E che proprio questo manca oggi in Italia poiché “la concorrenza tra le leadership politiche” che sostengono il governo Monti consiste solo più in “chi possa più efficacemente garantire il superamento del conflitto, e cioè la liquidazione delle ragioni stesse della partecipazione”. Ha assolutamente ragione: nessuno dei partiti usciti di scena quattro mesi fa propone credibilmente ideologie e strategie peculiari. La loro attività si riassume (e si riduce) nel creare le condizioni ottimali per l’azione di governo, quale che essa sia. Ma, dice ancora Cacciari, “quando partecipazione era, invece, conflitto, tutte le parti concepivano, nei fatti, la democrazia come una via, un metodo per conseguire obiettivi-valori”; e auspica che si possa “risalire la china, giungere a concepire democrazia come partecipazione e conflitto, spazio dove strategie e culture politiche sanno confrontarsi, e non mera procedura di scambi e compromessi”. Contrappone, con intelligente sintesi, la “democrazia procedurale” alla democrazia sostanziale. E anche qui non si può fare a meno di dargli ragione. Anche Cincinnato era sostenuto dal Senato (che lo aveva nominato) e dal popolo romano (che aveva una paura fottuta degli Equi e dei Sabini).

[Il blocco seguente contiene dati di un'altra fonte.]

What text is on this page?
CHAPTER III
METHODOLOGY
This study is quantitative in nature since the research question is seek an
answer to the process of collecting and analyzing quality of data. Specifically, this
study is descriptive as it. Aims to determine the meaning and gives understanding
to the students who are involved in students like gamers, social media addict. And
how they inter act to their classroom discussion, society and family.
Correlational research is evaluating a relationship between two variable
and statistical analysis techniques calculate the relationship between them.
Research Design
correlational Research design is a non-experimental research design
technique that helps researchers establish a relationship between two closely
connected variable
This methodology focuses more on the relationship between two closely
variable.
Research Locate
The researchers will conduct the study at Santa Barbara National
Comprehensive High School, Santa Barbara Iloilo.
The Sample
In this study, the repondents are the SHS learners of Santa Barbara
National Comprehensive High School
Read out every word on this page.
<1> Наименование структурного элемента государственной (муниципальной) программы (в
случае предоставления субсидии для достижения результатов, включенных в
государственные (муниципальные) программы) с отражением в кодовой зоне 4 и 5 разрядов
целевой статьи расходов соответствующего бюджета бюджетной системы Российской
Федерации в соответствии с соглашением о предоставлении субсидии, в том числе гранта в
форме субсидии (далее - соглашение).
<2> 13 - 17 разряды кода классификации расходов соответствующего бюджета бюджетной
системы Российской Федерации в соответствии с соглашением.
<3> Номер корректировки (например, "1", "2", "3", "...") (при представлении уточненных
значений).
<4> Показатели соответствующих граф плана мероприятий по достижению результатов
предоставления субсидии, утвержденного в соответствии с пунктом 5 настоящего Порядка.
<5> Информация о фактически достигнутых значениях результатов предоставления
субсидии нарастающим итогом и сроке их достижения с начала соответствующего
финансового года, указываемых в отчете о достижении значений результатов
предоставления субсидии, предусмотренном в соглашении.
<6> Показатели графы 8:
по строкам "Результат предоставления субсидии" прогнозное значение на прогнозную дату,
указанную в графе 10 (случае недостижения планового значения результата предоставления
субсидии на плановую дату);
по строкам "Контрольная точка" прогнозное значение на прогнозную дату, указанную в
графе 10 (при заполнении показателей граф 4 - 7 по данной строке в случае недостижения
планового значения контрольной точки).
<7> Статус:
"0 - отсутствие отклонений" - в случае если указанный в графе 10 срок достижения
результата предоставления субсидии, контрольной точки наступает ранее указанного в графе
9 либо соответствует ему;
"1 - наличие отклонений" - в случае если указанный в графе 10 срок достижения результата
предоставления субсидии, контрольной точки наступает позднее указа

Ma il rispetto della procedura istituzionale non faceva venir meno la destituzione sostanziale del Senato. Allora perché lo “odio”? Perché, semplicemente, quello che lui auspica in Italia non si può fare. Perché i partiti sono “nei fatti” inquinati da un malaffare dilagante; e ciò da oltre 50 anni. E perché la cultura etica e sociale italiana è analoga a quella dei mercanti veneziani che commerciavano con gli Ottomani fino al giorno prima della battaglia di Lepanto. Sicché parlare di “democrazia come partecipazione e conflitto” ai delinquenti che infestano i partiti e alla gente che svillaneggia i funzionari dell’Agenzia delle Entrate che fanno il loro lavoro a Cortina somiglia tanto al vaneggiare di Mercuzio sulla regina Mab che “va cavalcando, la notte, pei cervelli degli amanti, e allora questi sognano d’amore; o sulle labbra delle dame, e queste sognano d’esser baciate” (Romeo e Giulietta); e non a caso Romeo gli dice “basta, basta Mercuzio, tu parli di niente”.
Ma soprattutto lo “odio” perché la sua opinione seducente contribuisce a far dimenticare agli italiani che il paese era (è) sull’orlo della bancarotta; che eravamo (siamo) in grave difficoltà nel pagare stipendi e pensioni; che l’assistenza sanitaria non aveva (ha) più risorse; che la stagnazione stava (sta) diventando recessione; che insomma la “crisi” ci stava (sta) ammazzando come persone e come paese. Lo “odio” perché non dice che, quando non ci sono soldi, una “democrazia procedurale” che mette il paese in grado di guadagnarli è 100, 1000 volte meglio di una democrazia partecipata che ti fa morire di stenti.